Carcinogenic Cukes and the Wonderings of Women






We found ourselves in a place so isolated and other-worldly that I forgot in that moment about my every other concern that my life could possibly offer up. As we began our Sabbath adventure, all our belongings were thrown into a waterproof bag, including a multitude of cucumbers. 

The land ahead was glistening with promise more than the clear blue water that lay before it. We yelled "ahoy!" and jumped in - the water perfectly cool and the breeze warm on our faces. Fifty metres across and our feet once again touched land. We celebrated with salty cucumbers and marched single file like ants or Wes Anderson characters from Moonlight Kingdom up the headland, past forgotten seaside cabins and down to a stretching pebbled cove. With excitement brimming and bare feet burning we raced across the stones and down to the water: talking of being buried in stones and barrels of lentils, and how different a sensation the two might be (dry lentils, not soaked).

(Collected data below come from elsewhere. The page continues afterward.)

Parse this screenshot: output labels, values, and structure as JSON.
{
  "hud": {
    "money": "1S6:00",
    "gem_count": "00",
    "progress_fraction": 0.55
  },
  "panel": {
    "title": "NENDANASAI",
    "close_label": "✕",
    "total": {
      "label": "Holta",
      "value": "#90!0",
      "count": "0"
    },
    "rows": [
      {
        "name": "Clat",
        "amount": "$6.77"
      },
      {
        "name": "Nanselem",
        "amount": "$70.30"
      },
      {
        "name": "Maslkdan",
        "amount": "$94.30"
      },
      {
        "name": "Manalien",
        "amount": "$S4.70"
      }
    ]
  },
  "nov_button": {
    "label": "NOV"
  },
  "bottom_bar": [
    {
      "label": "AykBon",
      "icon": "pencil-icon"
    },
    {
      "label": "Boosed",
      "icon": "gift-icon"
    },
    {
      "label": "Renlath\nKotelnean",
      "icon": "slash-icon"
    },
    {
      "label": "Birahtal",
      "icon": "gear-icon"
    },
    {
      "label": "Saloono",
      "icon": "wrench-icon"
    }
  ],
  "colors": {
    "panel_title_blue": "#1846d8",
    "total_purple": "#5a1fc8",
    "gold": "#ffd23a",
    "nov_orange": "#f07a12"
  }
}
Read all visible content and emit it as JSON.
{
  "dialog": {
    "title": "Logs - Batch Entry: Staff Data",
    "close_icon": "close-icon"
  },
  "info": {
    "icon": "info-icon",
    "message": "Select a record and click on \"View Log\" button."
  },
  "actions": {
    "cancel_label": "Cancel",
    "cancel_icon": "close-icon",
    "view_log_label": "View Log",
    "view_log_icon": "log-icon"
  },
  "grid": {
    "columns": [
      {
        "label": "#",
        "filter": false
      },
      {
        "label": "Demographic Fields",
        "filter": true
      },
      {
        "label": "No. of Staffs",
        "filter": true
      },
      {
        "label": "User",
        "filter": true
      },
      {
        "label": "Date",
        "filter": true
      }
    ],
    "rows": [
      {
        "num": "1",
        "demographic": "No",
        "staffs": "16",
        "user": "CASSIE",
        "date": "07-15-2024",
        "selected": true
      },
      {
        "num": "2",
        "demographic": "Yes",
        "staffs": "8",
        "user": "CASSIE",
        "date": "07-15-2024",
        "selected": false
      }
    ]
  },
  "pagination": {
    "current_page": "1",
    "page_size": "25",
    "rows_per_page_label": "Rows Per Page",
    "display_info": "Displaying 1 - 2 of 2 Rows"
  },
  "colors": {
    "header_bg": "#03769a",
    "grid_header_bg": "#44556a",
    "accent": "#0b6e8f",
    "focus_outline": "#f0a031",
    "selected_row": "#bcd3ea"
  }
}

Arriving at our chill out spot, Sam dragged belongings of travellers out of his bag, discovering a sun lotion container had leaked and dispersed its contents through the bag, contaminating the cucumbers that were hereby known as "carcinogenic cukes." At the foot of a rock pool we laboured to clean the cucumbers and salvage their wondrous nutritional offerings - but to no avail. We said goodbye with a cucumber-man effigy and buried them.

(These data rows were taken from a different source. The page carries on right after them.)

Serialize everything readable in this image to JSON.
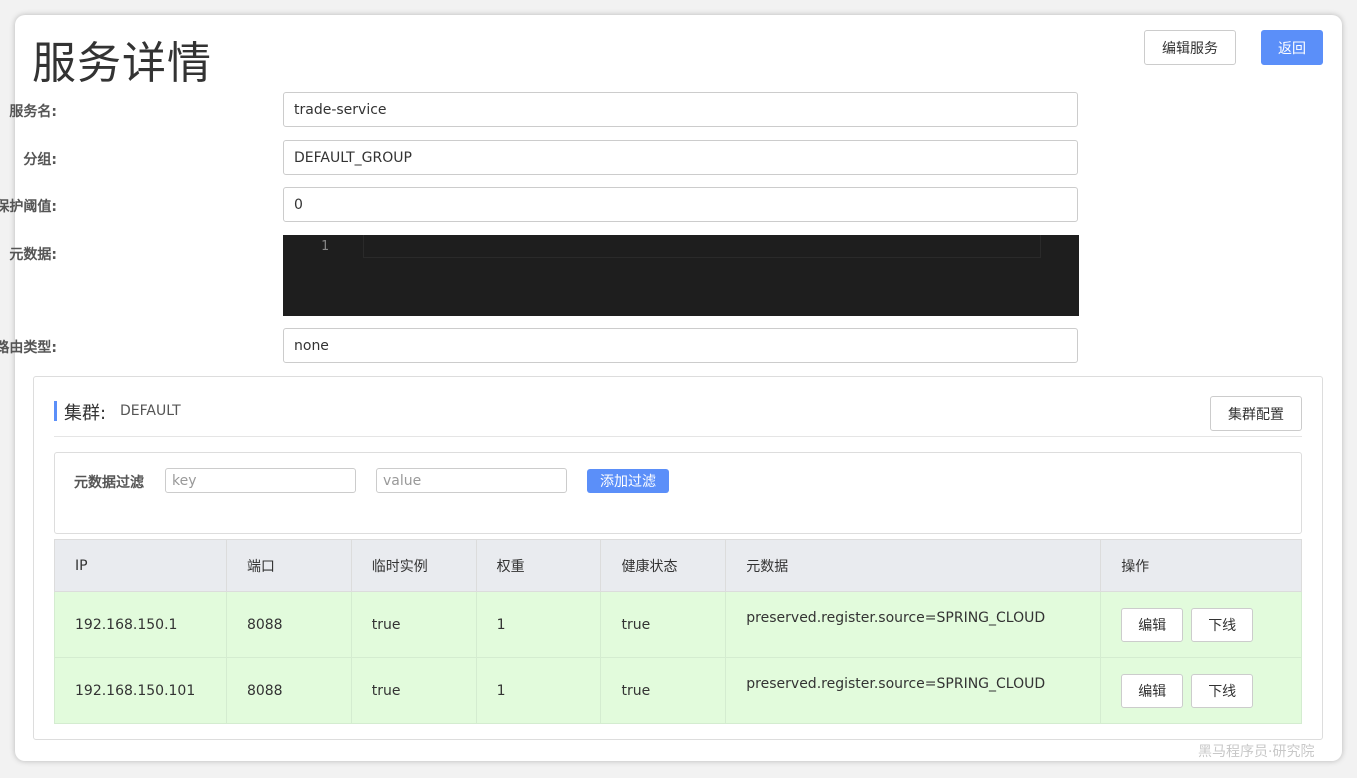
{
  "page": {
    "title": "服务详情",
    "edit_service_label": "编辑服务",
    "back_label": "返回"
  },
  "form": {
    "service_name_label": "服务名:",
    "service_name_value": "trade-service",
    "group_label": "分组:",
    "group_value": "DEFAULT_GROUP",
    "threshold_label": "保护阈值:",
    "threshold_value": "0",
    "metadata_label": "元数据:",
    "metadata_line_number": "1",
    "selector_label": "服务路由类型:",
    "selector_value": "none"
  },
  "cluster": {
    "title": "集群:",
    "name": "DEFAULT",
    "config_label": "集群配置",
    "filter": {
      "label": "元数据过滤",
      "key_placeholder": "key",
      "value_placeholder": "value",
      "add_label": "添加过滤"
    },
    "table": {
      "headers": [
        "IP",
        "端口",
        "临时实例",
        "权重",
        "健康状态",
        "元数据",
        "操作"
      ],
      "rows": [
        {
          "ip": "192.168.150.1",
          "port": "8088",
          "ephemeral": "true",
          "weight": "1",
          "healthy": "true",
          "metadata": "preserved.register.source=SPRING_CLOUD",
          "edit_label": "编辑",
          "offline_label": "下线"
        },
        {
          "ip": "192.168.150.101",
          "port": "8088",
          "ephemeral": "true",
          "weight": "1",
          "healthy": "true",
          "metadata": "preserved.register.source=SPRING_CLOUD",
          "edit_label": "编辑",
          "offline_label": "下线"
        }
      ]
    }
  },
  "watermark": "黑马程序员·研究院",
  "colors": {
    "primary": "#5b8ff9",
    "row_bg": "#e2fbdc",
    "header_bg": "#e9ebef",
    "editor_bg": "#1e1e1e"
  }
}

Moments earlier I had been myself buried in the very same hole with pebbles. Thinking I could relax safe in my pebble cocoon, I was very wrong. Sam thought it was absolutely necessary to hurl carcinogenic dukes at my defenceless face. His thirty-something year old face lit up with a concoction of child-like glee and menace.

It was following my escape from the firing line of dukes that I discovered remnants of my real-world thoughts as I walked and talked with Z. We were like two little children balancing across the hull of an old tree trunk, a little window for viewing through as you lay in its hollow, dreaming of setting sale together, just Z and I, but anchored by our knowledge that a couple hundred kilometres north and south from there, we had our worlds to return to. 
"What makes a woman?" was the question we pondered. I could only respond with "God does" - and I continue to know no other answer that satisfies the soul.